From: Ralf Angeli <[EMAIL PROTECTED]>
* Adam Johnson (2006-11-01) writes:
> When I first select a region like "abc" forward from 'a' to 'c', and
then
> use C-c C-{, a pair of {} was added around "abc" so it becomes "{abc}".
If
> I select the same region backwards from 'c' to 'a', the same operation
> produces something like "}abc{", which, in general, is meaningless.
This has been fixed in CVS for quite some time.
> Just a thought, can you please produce any operation to delete a pair of
> braces, that is to change "{blabla}" to "blabla"? In general, an extra
pair
> of "{}" will not affect anything, but I'd like to keep my document as
neat
> as possible. (that is, without extra things like this in the document.)
How about the following function?
(defun TeX-remove-braces ()
"Remove a pair of braces.
Braces are only removed if point is between a matching pair of
them.
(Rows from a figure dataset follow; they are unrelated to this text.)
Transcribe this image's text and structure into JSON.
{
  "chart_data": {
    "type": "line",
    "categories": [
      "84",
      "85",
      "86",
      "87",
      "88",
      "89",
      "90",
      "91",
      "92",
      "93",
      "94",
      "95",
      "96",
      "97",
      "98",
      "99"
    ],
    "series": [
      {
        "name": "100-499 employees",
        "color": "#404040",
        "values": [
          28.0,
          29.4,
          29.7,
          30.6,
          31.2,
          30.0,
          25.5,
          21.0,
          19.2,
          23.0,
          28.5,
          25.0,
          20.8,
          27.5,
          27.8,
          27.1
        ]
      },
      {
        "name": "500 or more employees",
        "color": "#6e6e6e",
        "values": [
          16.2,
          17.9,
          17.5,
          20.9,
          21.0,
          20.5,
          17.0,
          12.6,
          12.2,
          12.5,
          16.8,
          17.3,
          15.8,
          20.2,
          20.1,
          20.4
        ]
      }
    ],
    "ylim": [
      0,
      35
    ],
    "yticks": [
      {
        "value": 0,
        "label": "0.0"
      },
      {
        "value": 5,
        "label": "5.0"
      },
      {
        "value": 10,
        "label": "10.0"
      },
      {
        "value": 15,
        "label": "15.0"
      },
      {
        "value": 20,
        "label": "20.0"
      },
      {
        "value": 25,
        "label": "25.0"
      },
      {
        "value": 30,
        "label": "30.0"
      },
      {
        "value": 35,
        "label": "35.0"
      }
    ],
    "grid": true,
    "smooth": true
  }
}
The function does nothing if this is not the case."
(interactive)
(let ((opening-brace (TeX-find-opening-brace))
(closing-brace (TeX-find-closing-brace)))
(when (and opening-brace closing-brace)
(delete-region (1- closing-brace) closing-brace)
(delete-region opening-brace (1+ opening-brace)))))
I should probably write a function which returns both the opening and
the closing brace in one go.
And here is something if you want to remove a whole macro:
(defun TeX-remove-macro ()
"Remove a single-argument TeX macro leaving its argument untouched."
(interactive)
(let ((macro-start (TeX-find-macro-start))
(macro-end (TeX-find-macro-end))
opening-brace)
(when (and macro-start macro-end)
(save-excursion
(goto-char (1- macro-end))
(setq opening-brace (TeX-find-opening-brace)))
(delete-region (1- macro-end) macro-end)
(delete-region macro-start (1+ opening-brace)))))
Thanks Ralf, let me try it.
For the first command, I may expect something as follows:
{\emph{blah}}, cursor is put at blah, will also remove the outer {}.
\textbf{\emph{blah}}, cursor anywhere, will remove nothing.
For the second one, I may expect:
For \textbf{\emph{blah}}, cursor is put at {blah, will remove the \emph{},
otherwise, it will remove \textbf{}.
Anyway, I appreciate it and let me try it first.